Association d’Objecteurs de Croissance |
Croit-on vraiment qu’une croissance infinie est possible sur une planète finie ? Certes, et fort heureusement, notre terre n’est pas un système clos. Elle reçoit l’indispensable énergie solaire. Toutefois, même si la quantité reçue pouvait être considérablement mieux utilisée, elle reste limitée et ne change rien à la superficie disponible et au stock des matières premières. L’hubris, la démesure, du maître et possesseur de la nature a pris la place de l’antique sagesse d’une insertion dans un environnement exploité de façon raisonnée. Le délire quantitatif nous condamne à basculer dans l’insoutenable sous l’effet du « terrorisme des intérêts composés » (Ruffolo Giorgio dans « Crescita e sviluppo : critica e prospettive »). C’est ce que j’appelle le théorème de l’algue verte.
Un jour, encouragée par l’usage excessif d’engrais chimiques de la part des agriculteurs riverains, une petite algue vient s’implanter sur un très grand étang. Bien que sa croissance annuelle soit rapide selon une progression géométrique de raison deux, nul ne s’en préoccupe. En effet, si le doublement est annuel et la surface couverte en 30 ans, au bout de la 24e année seuls 3% de la surface du lac sont colonisés ! Sans doute commence-t-on à s’inquiéter quand elle a colonisé la moitié de la surface, faisant peser, dès lors, une menace d’eutrophisation, c’est-à-dire d’asphyxie de la vie subaquatique. Seulement, si elle a mis plusieurs décennies pour en arriver là, il suffira d’une seule année pour provoquer la mort irrémédiable de l’écosystème lacustre.
Nous sommes précisément arrivés à ce moment où l’algue verte a colonisé la moitié de notre étang. Si nous n’agissons pas très vite et très fort, c’est la mort par asphyxie qui nous attend bientôt. Épousant la raison géométrique qui préside à la croissance économique, l’homme occidental a renoncé à toute mesure. Avec une hausse du PNB par tête de 3,5% par an (progression moyenne pour la France entre 1949 et 1959), on aboutit à une multiplication par 31 en un siècle et par 961 en deux siècles ! Avec un taux croissance de 10%, celui actuel de la Chine, on obtient une multiplication par 736 en un siècle ! A 3% de taux de croissance, on multiplie le PIB par 20 en un siècle, par 400 en deux siècles, par 8000 en trois siècles ! Si la croissance engendrait mécaniquement le bien-être, on devrait vivre aujourd’hui dans un vrai paradis depuis le temps... C’est bien plutôt l’enfer qui nous menace.

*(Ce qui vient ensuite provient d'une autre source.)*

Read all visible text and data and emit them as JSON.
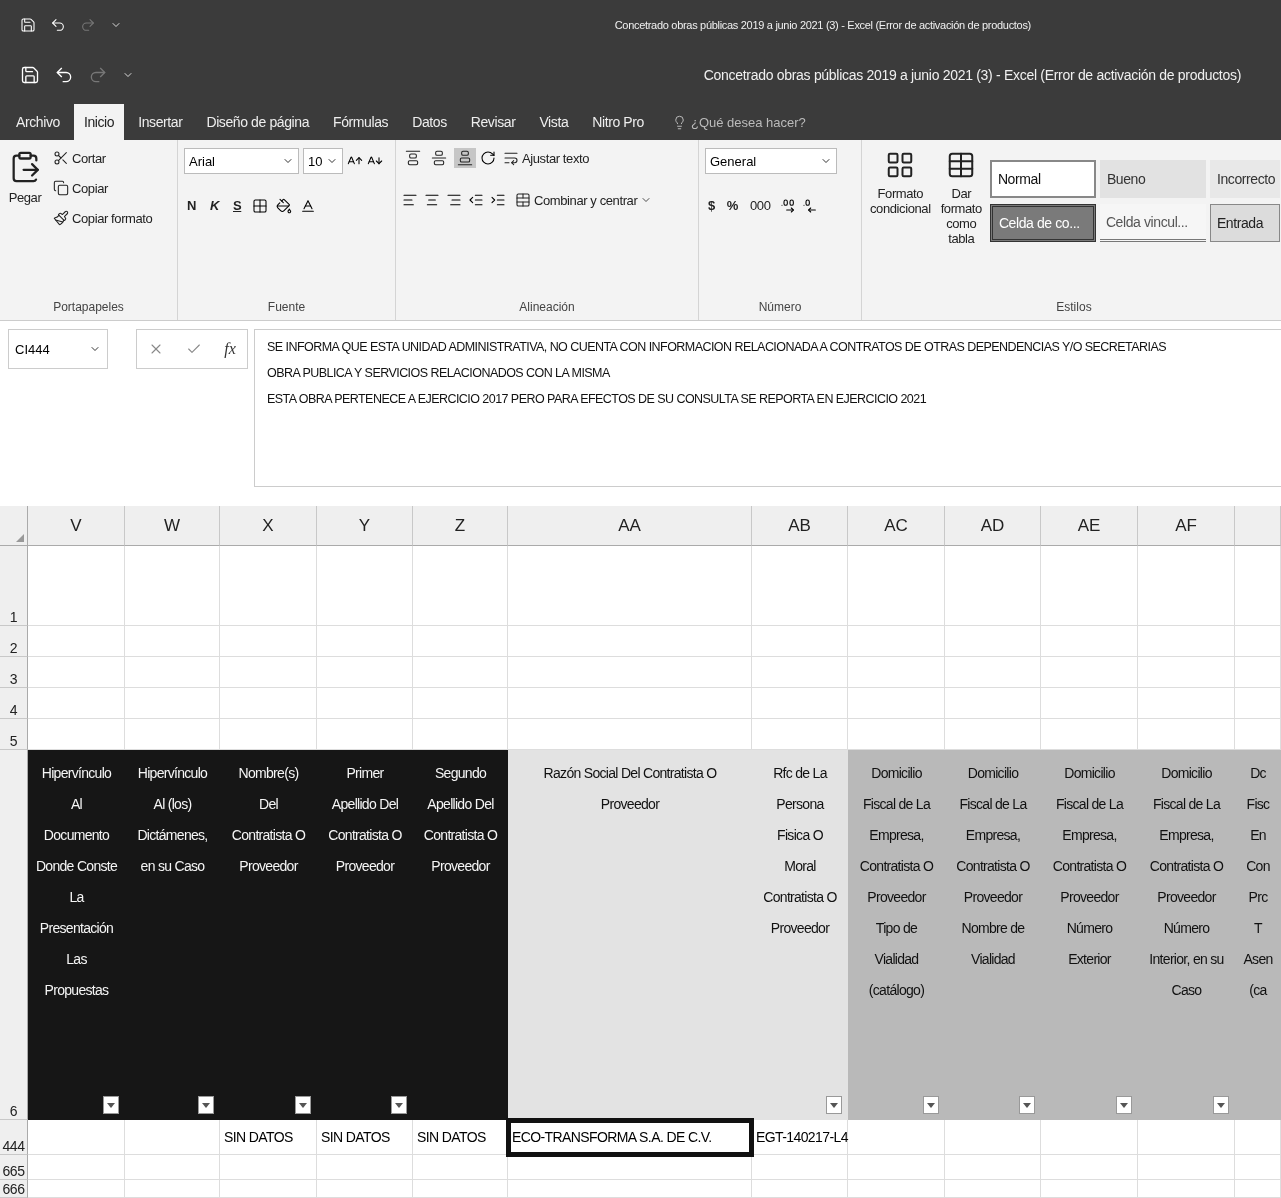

Dans ces conditions, il serait urgent de retrouver la sagesse de l’escargot. Celui-ci nous enseigne non seulement la nécessaire lenteur mais une autre leçon plus nécessaire encore. « L’escargot », nous explique Ivan Illich, « construit la délicate architecture de sa coquille en ajoutant l’une après l’autre des spires toujours plus larges, puis il cesse brusquement et commence des enroulements cette fois décroissants. C’est qu’une seule spire encore plus large donnerait à la coquille une dimension seize fois plus grande. Au lieu de contribuer au bien-être de l’animal, elle le surchargerait. Dès lors, toute augmentation de sa productivité servirait seulement à pallier les difficultés créées par cet agrandissement de la coquille au-delà des limites fixées par sa finalité. Passé le point limite d’élargissement des spires, les problèmes de la surcroissance se multiplient en progression géométrique, tandis que la capacité biologique de l’escargot ne peut, au mieux, que suivre une progression arithmétique ». Ce divorce de l’escargot d’avec la raison géométrique, qu’il avait lui aussi épousée pour un temps, nous montre la voie pour penser une société de « décroissance », si possible sereine et conviviale.
Extrait de Le territoire de la décroissance (Serge Latouche, 2007).